Introduction: The ribosome is a ribonucleoprotein organelle responsible for protein synthesis, and its biogenesis is a highly coordinated process that involves many macromolecular components. Any acquired or inherited impairment in ribosome biogenesis or ribosomopathies is associated with the development of different cancers and rare genetic diseases. Interference with multiple steps of protein synthesis has been shown to promote tumor cell death.
Areas covered: We discuss the current insights about impaired ribosome biogenesis and their secondary consequences on protein synthesis, transcriptional and translational responses, proteotoxic stress, and other metabolic pathways associated with cancer and rare diseases. The modulation of different therapeutic chemical entities targeting cancer in in vitro and in vivo models have also been detailed.

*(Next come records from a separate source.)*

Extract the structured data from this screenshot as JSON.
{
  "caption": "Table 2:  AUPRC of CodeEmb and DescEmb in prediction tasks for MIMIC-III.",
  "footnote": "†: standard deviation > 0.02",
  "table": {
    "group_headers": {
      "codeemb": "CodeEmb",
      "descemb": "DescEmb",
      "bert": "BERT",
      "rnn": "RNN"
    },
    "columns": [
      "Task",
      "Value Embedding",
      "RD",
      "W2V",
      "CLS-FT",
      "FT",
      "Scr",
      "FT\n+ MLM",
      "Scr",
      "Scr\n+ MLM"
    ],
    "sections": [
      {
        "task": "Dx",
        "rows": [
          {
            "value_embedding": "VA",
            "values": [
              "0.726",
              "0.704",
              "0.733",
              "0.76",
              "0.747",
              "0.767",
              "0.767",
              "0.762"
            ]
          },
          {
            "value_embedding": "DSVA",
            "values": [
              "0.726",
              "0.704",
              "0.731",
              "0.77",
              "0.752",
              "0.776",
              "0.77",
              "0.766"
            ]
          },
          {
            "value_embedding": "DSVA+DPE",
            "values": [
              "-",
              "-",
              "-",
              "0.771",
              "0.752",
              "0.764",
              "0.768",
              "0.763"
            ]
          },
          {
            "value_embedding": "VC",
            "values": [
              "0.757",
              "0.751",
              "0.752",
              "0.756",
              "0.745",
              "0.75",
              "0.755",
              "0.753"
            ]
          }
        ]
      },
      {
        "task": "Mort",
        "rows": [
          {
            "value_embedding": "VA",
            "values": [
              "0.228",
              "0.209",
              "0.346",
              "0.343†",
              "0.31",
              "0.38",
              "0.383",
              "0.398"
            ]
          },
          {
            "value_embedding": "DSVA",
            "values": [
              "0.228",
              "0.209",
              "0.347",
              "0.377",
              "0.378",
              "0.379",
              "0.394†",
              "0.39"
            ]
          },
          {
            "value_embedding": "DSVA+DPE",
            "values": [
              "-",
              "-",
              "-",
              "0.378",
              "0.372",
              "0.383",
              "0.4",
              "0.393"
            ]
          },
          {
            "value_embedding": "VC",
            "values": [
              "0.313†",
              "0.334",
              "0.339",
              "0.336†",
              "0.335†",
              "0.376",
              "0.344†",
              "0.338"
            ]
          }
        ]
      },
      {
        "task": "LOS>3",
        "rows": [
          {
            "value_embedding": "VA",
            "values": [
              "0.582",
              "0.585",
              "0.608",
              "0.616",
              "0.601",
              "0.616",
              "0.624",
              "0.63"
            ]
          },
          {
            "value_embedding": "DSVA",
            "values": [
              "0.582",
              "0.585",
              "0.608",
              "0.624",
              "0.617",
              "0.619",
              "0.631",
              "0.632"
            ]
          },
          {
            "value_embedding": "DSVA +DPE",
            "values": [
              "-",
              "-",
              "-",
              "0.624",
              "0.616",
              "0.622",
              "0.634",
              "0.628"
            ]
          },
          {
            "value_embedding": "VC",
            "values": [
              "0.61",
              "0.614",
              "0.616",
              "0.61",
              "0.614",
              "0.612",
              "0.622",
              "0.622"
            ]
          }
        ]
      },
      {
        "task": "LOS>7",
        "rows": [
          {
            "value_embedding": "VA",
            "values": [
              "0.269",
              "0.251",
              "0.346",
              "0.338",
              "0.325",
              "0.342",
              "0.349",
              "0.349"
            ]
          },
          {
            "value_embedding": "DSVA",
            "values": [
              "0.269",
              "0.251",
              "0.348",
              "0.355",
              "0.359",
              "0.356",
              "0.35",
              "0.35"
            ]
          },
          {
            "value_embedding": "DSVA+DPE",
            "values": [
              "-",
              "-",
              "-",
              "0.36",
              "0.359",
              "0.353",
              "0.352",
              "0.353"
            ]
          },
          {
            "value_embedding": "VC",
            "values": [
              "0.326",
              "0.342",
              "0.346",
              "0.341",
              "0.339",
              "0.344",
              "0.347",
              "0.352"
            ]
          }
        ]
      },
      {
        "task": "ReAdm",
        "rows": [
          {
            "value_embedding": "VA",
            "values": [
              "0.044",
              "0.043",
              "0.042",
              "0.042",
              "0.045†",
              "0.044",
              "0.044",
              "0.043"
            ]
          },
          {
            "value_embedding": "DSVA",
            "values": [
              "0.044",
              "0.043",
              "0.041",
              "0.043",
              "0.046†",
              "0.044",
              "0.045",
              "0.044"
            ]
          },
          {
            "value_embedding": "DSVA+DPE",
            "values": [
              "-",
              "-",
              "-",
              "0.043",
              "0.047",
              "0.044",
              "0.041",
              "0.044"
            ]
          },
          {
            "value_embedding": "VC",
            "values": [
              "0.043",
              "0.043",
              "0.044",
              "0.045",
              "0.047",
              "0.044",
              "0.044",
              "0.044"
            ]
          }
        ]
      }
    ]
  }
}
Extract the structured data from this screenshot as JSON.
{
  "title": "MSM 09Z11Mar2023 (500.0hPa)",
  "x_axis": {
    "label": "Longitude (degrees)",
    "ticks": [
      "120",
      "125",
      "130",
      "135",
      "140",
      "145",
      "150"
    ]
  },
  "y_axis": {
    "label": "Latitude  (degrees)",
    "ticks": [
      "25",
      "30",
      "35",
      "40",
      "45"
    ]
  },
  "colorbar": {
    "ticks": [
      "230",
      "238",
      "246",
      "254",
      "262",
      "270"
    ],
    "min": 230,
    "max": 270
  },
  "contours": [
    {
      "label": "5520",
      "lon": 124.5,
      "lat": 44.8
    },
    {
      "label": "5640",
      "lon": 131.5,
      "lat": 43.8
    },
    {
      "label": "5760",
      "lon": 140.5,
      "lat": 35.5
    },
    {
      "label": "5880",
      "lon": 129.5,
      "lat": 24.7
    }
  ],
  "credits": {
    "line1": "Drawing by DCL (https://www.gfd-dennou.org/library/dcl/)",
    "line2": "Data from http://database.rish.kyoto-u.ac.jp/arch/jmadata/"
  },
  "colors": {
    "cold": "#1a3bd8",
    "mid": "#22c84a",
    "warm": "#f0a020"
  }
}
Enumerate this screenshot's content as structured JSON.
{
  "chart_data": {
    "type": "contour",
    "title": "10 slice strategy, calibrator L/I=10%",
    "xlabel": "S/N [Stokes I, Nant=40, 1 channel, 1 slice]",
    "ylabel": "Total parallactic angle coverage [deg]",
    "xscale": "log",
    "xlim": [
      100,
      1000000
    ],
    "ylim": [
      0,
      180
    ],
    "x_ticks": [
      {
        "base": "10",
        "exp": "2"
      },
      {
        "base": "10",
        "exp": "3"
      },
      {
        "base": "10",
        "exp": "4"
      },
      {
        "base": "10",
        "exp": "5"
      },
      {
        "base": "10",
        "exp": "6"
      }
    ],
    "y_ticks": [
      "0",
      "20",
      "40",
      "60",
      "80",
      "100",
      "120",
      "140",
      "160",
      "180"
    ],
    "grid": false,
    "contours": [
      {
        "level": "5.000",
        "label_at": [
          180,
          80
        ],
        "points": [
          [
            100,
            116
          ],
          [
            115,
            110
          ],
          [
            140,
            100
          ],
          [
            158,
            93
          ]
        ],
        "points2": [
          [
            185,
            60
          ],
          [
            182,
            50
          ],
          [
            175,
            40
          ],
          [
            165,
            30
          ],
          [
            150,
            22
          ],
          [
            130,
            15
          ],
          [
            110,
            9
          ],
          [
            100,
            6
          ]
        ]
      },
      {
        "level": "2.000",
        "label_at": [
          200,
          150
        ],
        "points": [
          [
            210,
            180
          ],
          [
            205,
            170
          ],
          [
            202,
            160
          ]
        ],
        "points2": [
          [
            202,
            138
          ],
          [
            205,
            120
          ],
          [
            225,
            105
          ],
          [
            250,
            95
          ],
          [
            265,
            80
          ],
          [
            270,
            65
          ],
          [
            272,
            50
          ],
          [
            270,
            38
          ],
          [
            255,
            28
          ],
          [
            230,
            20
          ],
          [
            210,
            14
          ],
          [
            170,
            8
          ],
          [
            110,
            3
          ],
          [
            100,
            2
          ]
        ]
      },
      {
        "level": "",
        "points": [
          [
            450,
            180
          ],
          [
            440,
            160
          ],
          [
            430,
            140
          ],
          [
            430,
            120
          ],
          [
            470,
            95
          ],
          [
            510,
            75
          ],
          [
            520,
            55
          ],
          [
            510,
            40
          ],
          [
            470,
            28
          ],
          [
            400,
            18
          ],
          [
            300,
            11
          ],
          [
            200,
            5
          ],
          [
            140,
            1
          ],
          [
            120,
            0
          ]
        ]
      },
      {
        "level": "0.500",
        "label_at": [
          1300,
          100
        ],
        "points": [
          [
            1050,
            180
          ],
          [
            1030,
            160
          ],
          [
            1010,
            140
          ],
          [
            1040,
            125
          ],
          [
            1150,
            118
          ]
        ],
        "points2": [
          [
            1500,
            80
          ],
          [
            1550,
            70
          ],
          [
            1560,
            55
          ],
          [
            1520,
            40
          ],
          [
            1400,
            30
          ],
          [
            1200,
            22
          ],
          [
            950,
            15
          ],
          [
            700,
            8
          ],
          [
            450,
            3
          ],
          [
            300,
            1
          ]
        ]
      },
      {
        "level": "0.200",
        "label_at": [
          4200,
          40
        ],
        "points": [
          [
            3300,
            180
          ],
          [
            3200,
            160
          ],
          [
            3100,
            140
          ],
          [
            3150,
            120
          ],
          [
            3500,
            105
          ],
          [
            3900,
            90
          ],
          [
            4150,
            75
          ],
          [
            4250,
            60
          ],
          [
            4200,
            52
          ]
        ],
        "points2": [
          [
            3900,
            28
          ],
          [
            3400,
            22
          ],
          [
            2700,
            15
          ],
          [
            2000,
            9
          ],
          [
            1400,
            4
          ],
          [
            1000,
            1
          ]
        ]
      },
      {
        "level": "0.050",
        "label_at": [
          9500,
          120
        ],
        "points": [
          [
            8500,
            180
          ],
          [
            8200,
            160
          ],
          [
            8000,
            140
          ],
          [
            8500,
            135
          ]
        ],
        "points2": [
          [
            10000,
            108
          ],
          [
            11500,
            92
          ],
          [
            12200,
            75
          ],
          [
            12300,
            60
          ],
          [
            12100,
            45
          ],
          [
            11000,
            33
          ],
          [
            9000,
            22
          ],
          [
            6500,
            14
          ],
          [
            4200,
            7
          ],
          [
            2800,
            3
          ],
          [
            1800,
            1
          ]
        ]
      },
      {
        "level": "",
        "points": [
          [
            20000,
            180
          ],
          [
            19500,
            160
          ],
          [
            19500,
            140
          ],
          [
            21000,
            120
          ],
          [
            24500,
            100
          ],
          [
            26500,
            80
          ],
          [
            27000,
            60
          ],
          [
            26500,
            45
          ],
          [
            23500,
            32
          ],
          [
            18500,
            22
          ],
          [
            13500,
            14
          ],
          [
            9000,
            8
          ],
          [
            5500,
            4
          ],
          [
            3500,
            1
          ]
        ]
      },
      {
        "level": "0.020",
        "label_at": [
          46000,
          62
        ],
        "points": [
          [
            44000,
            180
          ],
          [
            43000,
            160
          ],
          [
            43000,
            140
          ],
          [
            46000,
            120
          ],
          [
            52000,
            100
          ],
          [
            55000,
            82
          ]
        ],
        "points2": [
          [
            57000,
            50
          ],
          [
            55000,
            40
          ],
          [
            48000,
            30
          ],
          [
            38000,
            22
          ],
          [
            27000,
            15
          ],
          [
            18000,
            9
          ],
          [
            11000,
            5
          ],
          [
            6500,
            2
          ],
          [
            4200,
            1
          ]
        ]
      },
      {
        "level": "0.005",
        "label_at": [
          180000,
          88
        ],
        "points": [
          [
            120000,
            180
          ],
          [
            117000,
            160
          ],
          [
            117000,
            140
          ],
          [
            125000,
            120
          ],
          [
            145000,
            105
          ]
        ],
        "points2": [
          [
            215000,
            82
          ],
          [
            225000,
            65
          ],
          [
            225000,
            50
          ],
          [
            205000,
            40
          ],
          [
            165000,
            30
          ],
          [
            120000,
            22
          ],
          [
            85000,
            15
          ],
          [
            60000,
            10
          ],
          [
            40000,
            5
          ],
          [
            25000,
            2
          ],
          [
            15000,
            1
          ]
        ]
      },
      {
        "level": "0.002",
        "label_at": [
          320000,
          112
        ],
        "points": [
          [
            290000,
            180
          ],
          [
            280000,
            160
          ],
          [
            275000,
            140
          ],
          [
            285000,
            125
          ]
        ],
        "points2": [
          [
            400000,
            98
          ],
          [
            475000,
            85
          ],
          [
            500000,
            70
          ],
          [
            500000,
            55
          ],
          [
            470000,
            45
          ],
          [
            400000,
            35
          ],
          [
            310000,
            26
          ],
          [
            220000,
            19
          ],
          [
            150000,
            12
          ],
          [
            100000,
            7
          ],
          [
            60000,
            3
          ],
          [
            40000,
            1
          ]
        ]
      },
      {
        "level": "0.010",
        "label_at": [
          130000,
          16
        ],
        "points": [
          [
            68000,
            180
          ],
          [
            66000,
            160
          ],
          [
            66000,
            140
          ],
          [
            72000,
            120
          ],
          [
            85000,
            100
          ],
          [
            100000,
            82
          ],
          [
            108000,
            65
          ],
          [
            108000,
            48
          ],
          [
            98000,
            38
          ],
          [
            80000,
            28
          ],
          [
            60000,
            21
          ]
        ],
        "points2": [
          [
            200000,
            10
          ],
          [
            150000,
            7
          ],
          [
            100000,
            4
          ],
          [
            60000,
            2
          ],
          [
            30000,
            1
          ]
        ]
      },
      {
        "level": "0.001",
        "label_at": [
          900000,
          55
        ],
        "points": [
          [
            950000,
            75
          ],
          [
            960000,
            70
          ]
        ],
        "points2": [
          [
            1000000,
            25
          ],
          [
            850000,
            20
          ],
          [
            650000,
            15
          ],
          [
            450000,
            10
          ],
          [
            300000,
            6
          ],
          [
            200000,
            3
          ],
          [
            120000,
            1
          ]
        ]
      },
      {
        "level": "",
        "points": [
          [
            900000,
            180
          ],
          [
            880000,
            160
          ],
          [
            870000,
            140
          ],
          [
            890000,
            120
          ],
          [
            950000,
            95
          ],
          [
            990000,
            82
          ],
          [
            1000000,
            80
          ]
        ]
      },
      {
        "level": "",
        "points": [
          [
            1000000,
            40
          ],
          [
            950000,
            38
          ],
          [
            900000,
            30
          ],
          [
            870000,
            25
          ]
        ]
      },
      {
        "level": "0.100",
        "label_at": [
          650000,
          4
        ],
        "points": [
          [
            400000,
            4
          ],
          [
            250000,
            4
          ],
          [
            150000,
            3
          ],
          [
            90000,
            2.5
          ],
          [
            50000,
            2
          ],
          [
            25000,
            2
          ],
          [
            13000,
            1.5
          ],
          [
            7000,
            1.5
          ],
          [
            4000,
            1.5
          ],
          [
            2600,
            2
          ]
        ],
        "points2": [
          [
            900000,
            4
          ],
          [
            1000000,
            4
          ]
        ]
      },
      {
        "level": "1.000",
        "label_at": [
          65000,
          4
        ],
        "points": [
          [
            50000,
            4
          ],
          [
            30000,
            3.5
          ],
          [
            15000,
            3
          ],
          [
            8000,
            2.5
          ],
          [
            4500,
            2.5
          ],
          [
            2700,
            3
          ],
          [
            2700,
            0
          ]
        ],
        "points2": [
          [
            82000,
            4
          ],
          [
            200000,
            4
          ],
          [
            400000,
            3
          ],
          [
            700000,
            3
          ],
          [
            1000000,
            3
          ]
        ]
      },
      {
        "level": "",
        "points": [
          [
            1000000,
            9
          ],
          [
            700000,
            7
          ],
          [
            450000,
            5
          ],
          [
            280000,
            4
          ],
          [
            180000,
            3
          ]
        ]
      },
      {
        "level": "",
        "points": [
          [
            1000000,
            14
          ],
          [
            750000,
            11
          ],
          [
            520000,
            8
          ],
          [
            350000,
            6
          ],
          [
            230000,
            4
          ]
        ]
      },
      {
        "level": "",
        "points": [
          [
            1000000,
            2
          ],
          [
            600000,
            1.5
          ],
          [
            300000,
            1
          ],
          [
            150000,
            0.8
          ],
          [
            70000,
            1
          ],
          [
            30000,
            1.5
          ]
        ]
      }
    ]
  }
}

Expert opinion: Despite the association between inherited mutations affecting ribosome biogenesis and cancer biology, the development of therapeutics targeting the essential cellular machinery has only started to emerge. New chemical entities should be designed to modulate different checkpoints (translating oncoproteins, dysregulation of specific ribosome-assembly machinery, ribosomal stress, and rewiring ribosomal functions). Although safe and effective therapies are lacking, consideration should be given to using existing drugs alone or in combination for long-term safety, with known risks for feasibility in clinical trials and synergistic effects.
Keywords: Ribosome biogenesis; cancer diseases; p53 activation; ribosomopathies; therapy.